About 3 years ago I quit a job, I just didn’t match what they had wanted, and a lot of tiny things were stacked against me. I thought maybe I can work through it, I could not. It was not imposter syndrome, but it felt exactly like it was in the beginning, and so I agree with @ajwilson . It’s a hard conversation to have with yourself about whether there is a skills gap, or a confidence gap. You have to have the conversation with yourself, and then with your manager. If you feel unable to talk to your manager, than it’s more likely to be that you really should find another job. I quit after 11 months.

I walked into the HR segment of most of the interviews that I set up after that and explained that I was just at a point where I need to slow down and rebuild, and not aim too high. It worked, one interview came back with feedback “you probably wont like the high pressure”, even though technically they liked me. That was such a life-saver, a stress-bullet dodged. Because the next job interview said I was a fit. I’m so glad that I took a year of “going slow”, because I’m stronger than before now. And I know that I’m competent, I just needed less stress and negative energies.
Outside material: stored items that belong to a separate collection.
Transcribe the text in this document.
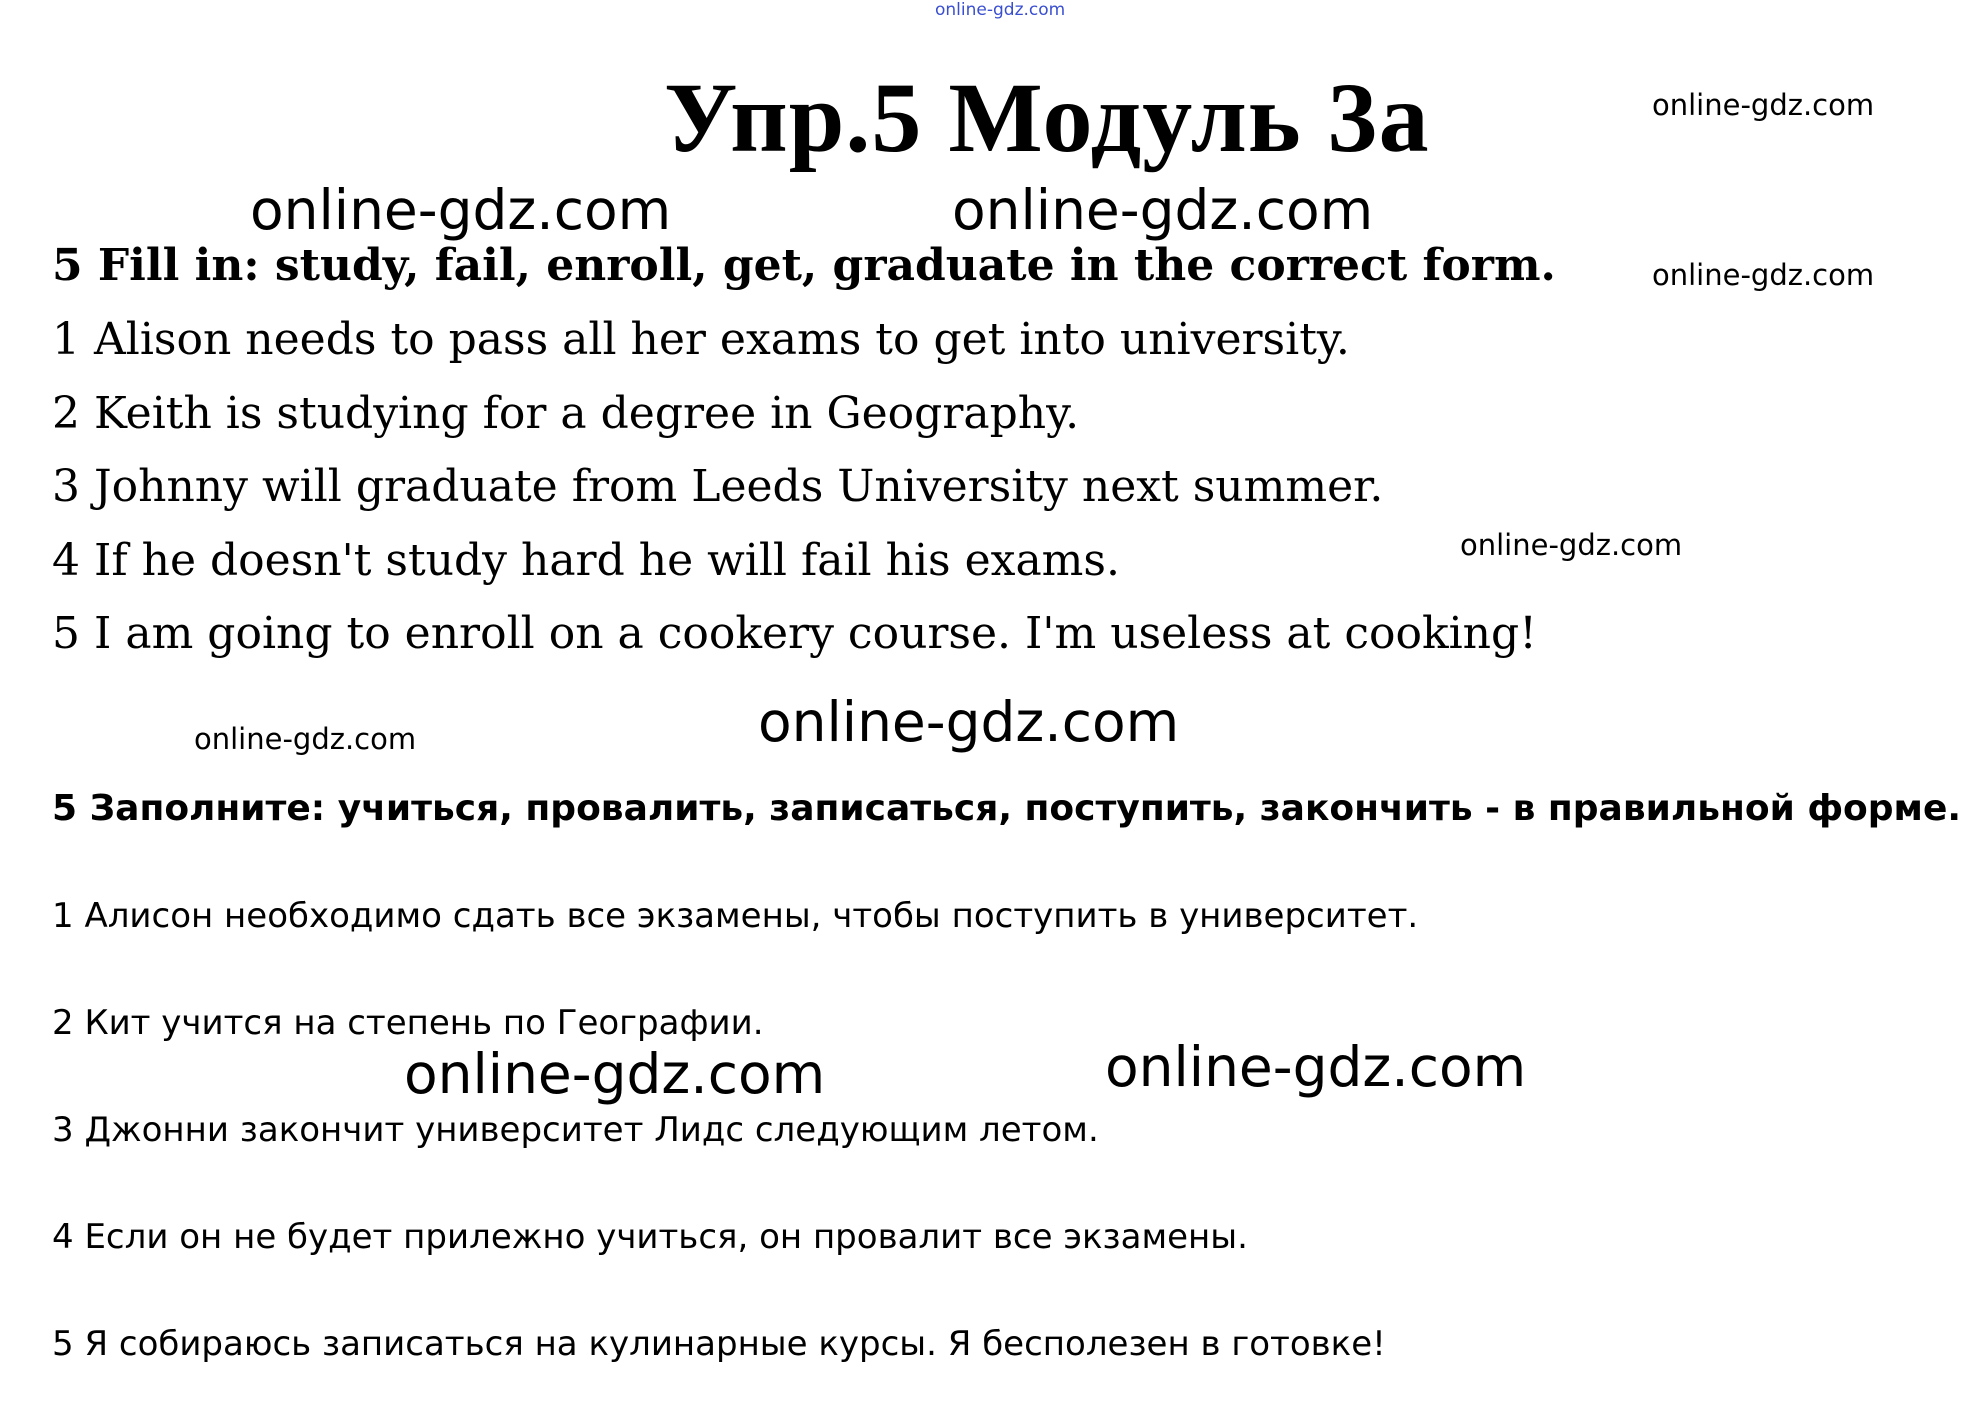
online-gdz.com
online-gdz.com
online-gdz.com	online-gdz.com
online-gdz.com
online-gdz.com
online-gdz.com	online-gdz.com
online-gdz.com	online-gdz.com
Упр.5 Модуль 3а
5 Fill in: study, fail, enroll, get, graduate in the correct form.
1 Alison needs to pass all her exams to get into university.
2 Keith is studying for a degree in Geography.
3 Johnny will graduate from Leeds University next summer.
4 If he doesn't study hard he will fail his exams.
5 I am going to enroll on a cookery course. I'm useless at cooking!
5 Заполните: учиться, провалить, записаться, поступить, закончить - в правильной форме.
1 Алисон необходимо сдать все экзамены, чтобы поступить в университет.
2 Кит учится на степень по Географии.
3 Джонни закончит университет Лидс следующим летом.
4 Если он не будет прилежно учиться, он провалит все экзамены.
5 Я собираюсь записаться на кулинарные курсы. Я бесполезен в готовке!
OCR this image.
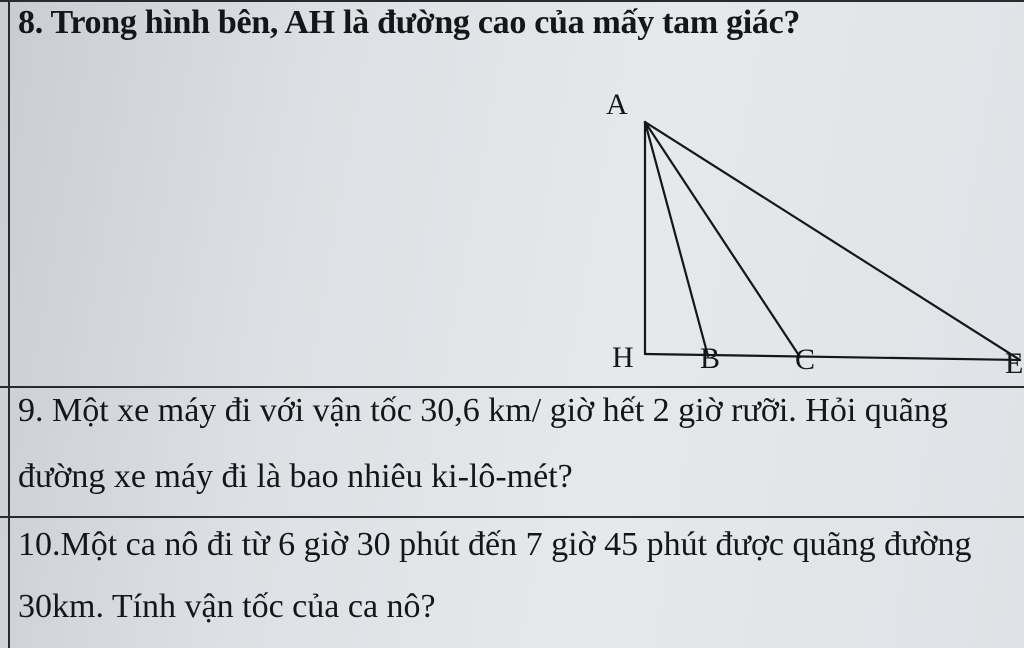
8. Trong hình bên, AH là đường cao của mấy tam giác?
A
H B C	E
9. Một xe máy đi với vận tốc 30,6 km/ giờ hết 2 giờ rưỡi. Hỏi quãng
đường xe máy đi là bao nhiêu ki-lô-mét?
10.Một ca nô đi từ 6 giờ 30 phút đến 7 giờ 45 phút được quãng đường
30km. Tính vận tốc của ca nô?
In a previous job to my big questioning moment, we had a good amount of personal achievement celebration going on, and I think that, that is the biggest buffer against the personal confidence dips of imposter syndrome. Celebrate, and also seek feedback from your manager, and give them feedback in return, they might also be needing your help. People I hear complain about feeling like an imposter and blaming it on the role as a QA are right to do so though. Identifying the source of the ailment as being your role is really raying that you are taking your role too seriously, bugs that escape into the wild are not your fault, the release manager has to carry some of the can and ask good questions before they sign off, the developer who coded it up also has to not inject bugs in the first place, and the product owner has ultimate responsibility to verify that the product generates profits, not you. A lot of the uncertainty we face as QA’s is because we don’t think it’s OK to be honest sometimes and say, “testing won’t catch every unknown risk”. The job we do is hard, and we clearly do it because nobody else likes this kind of work, so every QA is already pushing themselves to do a job others do not find to be fun to begin with.

But mainly, be sure to be getting enough good sleep, that was my mistake that led to my quitting.